During the Great Depression ... a lone man came down the holler (hollow to you non Appalachians) to my grandparents house. He walked along the creek through the pasture and crossed the bridge between the hen house and the smoke house , then knocked on the kitchen door. My grandparents opened the door, invited him in and asked if he was hungry. They fed him from the family’s food that day and seated him at the kitchen table. He had only one other request. He’d noticed that the family had a barn and a hayloft. He had been sick for several days as he rode the freight train and he was tired. Could he sleep in the hay loft that night? It would be warm and safe and spring nights in the mountains can be cold. The grandparents agreed that this would be no problem and did he need a blanket or two. He stayed several days and nights but ... just never seemed to get any better. Finally, one fateful morning when Grampa went to carry him food, he found that the stranger had died during the night. The family elders gathered together and decided that they would treat him as a member of the family and if this being so…if ever a family member was lost and broke and far from home…maybe someone else would take them in. The old ones went to the top of the mountain to the family cemetery and dug his grave. They gathered everyone together to speak Words over the stranger and laid him in the ground near the great-grandparents. As a child, I often asked Granny who this stranger was. Her only reply was that they had never asked his name…they only knew that he needed help and they were willing to help. Every Decoration Day of my childhood Granny made sure that flowers were put on the stranger’s grave just like on the graves of the rest of the family.

The wealth of our family has always been in one another…not in dollars and coins. Granny was a giant at 4 feet 11 inches and her teachings have come down through the generations. Probably the most important lesson she taught us was to be civil with one another, to never deliberately try to inflict hurt (physical or emotional) on each other or on any other human being. That lady had no tolerance for bigotry (and she had very good reasons) or for intolerance. We didn’t have to agree with one another but we did have to think, to reason, to be civil with one another because after all, “God Doesn’t like UGLY!”

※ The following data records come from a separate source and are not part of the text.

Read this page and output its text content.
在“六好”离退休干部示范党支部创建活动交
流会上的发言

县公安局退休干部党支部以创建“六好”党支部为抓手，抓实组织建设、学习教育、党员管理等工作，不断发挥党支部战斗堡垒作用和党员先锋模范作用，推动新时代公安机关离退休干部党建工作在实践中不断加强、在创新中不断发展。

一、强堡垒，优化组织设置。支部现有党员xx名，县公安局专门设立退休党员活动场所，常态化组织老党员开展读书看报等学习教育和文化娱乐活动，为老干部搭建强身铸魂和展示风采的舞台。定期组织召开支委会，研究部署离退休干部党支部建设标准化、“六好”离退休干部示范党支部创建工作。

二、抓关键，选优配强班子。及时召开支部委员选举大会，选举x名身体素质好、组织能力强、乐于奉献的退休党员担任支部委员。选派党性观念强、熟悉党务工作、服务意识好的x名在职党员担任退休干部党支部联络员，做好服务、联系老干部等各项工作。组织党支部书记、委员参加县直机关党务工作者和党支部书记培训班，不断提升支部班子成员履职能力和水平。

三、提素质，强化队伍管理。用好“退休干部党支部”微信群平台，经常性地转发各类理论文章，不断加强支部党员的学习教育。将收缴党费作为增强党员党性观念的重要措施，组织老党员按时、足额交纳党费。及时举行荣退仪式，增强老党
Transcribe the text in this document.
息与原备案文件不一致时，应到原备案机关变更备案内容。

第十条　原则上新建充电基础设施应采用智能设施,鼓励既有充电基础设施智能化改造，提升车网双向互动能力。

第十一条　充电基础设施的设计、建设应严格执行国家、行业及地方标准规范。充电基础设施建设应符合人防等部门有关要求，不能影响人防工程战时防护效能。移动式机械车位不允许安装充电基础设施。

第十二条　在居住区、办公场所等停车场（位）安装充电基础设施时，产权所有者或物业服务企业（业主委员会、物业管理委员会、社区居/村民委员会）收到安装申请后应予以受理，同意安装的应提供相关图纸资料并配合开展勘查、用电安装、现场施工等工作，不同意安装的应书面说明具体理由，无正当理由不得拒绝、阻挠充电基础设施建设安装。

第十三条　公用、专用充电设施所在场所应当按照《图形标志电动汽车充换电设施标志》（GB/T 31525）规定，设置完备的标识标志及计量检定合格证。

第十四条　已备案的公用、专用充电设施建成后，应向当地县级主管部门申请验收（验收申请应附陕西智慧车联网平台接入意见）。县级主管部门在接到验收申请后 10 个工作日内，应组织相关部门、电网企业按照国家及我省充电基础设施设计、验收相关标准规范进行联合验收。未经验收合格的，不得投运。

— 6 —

Arguments are not won by distorting the truth or by lying. You don’t spread rumor or innuendo and you don’t threaten bodily harm on one another. Another statement Granny used to say was “You are your brother’s keeper!” I never realized how unique her perceptions were and as a child I probably never valued her teachings as much as I do now. I am tired of these people who will not reach out a hand to help others, who think they are too good to help the homeless, or people without health insurance, or the poverty stricken mother with small children, or even the immigrant family who came to this country seeking a better life. Seems like I want to remind these folk that unless you are a person descended from the Native American standing on the shore watching the ships arrive…we are all immigrants illegal or legal! Did anyone’s ancestors ask the Native American for permission to settle here? I thought not!